Adams, who is African-American, became vegan due to his own underlying health conditions, and has sought to promote a plant-based diet to his constituents and people of color. A supporter of New York’s foie gras ban, he published a book documenting his own personal story accompanied by dozens of vegan recipes, and the politician has often talked about how racism, diet, and poverty are inter-related. As Brooklyn Borough President, he spearheaded a measure which banned processed meats from schools. Since the latter serve 950,000 meals a day to students, the resolution exerted a substantial impact on children’s health, thousands of animals and the environment.
The Case of New York
If he is elected mayor, Adams has pledged to reduce meat consumption, particularly in regard to government-provided food, while favoring plant-based options and urban agriculture. Following the lead of Berkeley, the politician has favored so-called Meatless Mondays, which encourage people to remove all animal products from their plates once per week. As Brooklyn Borough President, Adams promoted the initiative in his borough, and the pilot program was later expanded to encompass all city schools. Adams’ campaigning has led to similarly positive result within the city’s jails and hospitals, which have taken to Meatless Mondays with gusto.
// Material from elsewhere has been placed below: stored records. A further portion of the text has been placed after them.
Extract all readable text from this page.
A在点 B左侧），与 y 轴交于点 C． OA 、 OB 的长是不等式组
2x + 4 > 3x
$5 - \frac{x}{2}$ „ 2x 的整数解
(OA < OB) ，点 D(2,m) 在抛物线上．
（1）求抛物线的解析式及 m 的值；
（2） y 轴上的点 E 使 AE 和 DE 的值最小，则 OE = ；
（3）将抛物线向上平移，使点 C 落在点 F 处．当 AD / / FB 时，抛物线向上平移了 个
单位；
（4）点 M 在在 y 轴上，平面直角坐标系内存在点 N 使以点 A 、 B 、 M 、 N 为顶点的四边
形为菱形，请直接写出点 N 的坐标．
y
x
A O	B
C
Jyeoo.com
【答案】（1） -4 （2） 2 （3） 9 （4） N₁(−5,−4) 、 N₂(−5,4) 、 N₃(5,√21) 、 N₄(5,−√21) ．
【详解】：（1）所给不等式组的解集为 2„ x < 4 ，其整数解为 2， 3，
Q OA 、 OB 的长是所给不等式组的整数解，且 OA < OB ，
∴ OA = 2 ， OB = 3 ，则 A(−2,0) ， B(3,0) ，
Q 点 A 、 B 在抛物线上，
If there weren’t enough reasons to be concerned about the meat-processing industry prior to COVID-19, including animal rights as well as climate change, the pandemic has certainly added to such fears. Over the past year and a half, consumers have moreover become aware of the “oligopolistic” nature of the food industry, as well as key vulnerabilities within the supply chain. Amidst short-sighted debates over cyber-security, perhaps it will fall to local cities to set an example. Hoping to spark a more broad-based conversation, Adams has lobbied Washington to promote both plant-based diets and markets. “Switching to a whole-food, plant-based diet taught me about the transformative power of what’s on our dinner plate,” he remarked. “With the new Biden-Harris Administration in office, it’s time we take this conversation nationally.”
Nikolas Kozloff is the author of No Rain in the Amazon: How South America’s Climate Change Affects the Entire Planet, as well as more than fifty articles on the environment and climate change.